Marguerite dessina un geste de suprême dédain.

Joulou reprit :

— Si je savais où ça pose les lords anglais et les princes russes, j’irais t’en chercher tout de même, ma fille.

— C’est pour les laides et pour les vieilles ! répliqua Marguerite. Il n’y a plus de ces bonnes sorcières qui vous faisaient épouser des ducs pour dix louis.

Joulou eut son rire sourd qui montrait une rangée de dents formidables sous sa moustache rare et roussâtre. Il dit :

— Elle est bête.

Et il entra tout-à-fait. Cette belle Marguerite le regardait venir avec une caressante complaisance. La lourdeur de sa face n’excluait pas une sorte de beauté, et il avait un corps musclé magnifiquement. Marguerite, du reste, expliqua la caresse de son regard en disant :

— Chrétien, j’ai idée que tu feras ma fortune, une fois ou l’autre. Les innocents ont les mains pleines.

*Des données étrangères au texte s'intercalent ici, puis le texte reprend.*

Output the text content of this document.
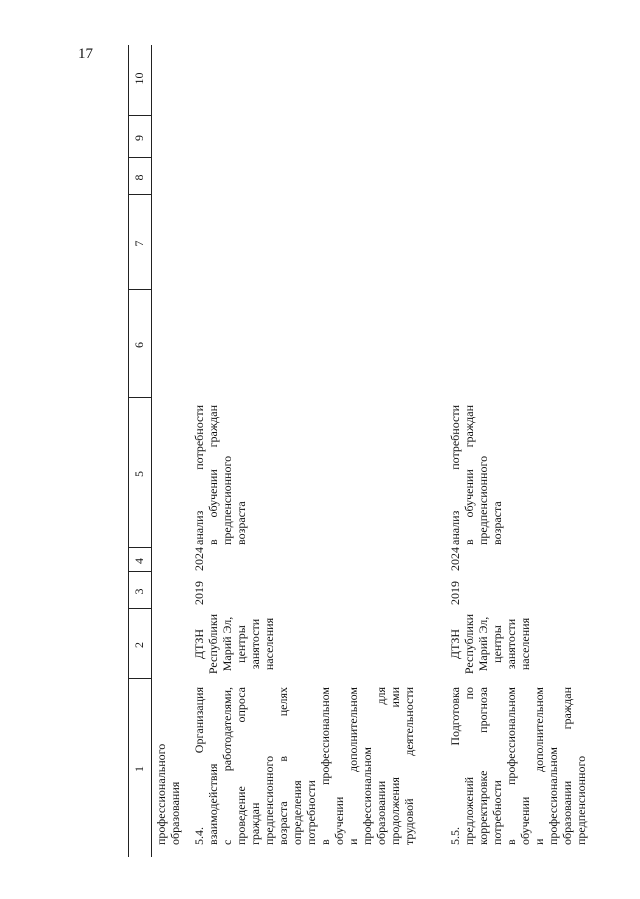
17
1
2
3
4
5
6
7
8
9
10
профессионального образования 5.4. Организация взаимодействия с работодателями, проведение опроса граждан предпенсионного возраста в целях определения потребности в профессиональном обучении и дополнительном профессиональном образовании для продолжения ими трудовой деятельности
ДТЗН Республики Марий Эл, центры занятости населения
2019
2024
анализ потребности в обучении граждан предпенсионного возраста
5.5. Подготовка предложений по корректировке прогноза потребности в профессиональном обучении и дополнительном профессиональном образовании граждан предпенсионного
ДТЗН Республики Марий Эл, центры занятости населения
2019
2024
анализ потребности в обучении граждан предпенсионного возраста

— Ça ne m’irait pas d’assassiner quelqu’un, commença-t-il paisiblement. Du tout, mais du tout !

— Brute ! l’interrompit Marguerite qui frissonna. Qui te parle de cela ?

— À moins, poursuivit Joulou, qu’on soit en colère… ou qu’on ait bu du vin chaud… ou qu’il m’ait fait du tort !

Il était tout auprès de Marguerite qui le repoussa d’un geste viril.

Joulou chancela, rit et dit :

— Ah ! tu es forte !… Mais je suis plus fort que toi.

Elle l’enveloppa d’une œillade étrange.

M. Léon Malevoy est un beau jeune homme, murmura-t-elle.

— C’est possible, fit Joulou en mordant le bout d’un cigare à un sou. Je ne m’y connais pas et je me moque de lui. Tu ne l’aimes pas.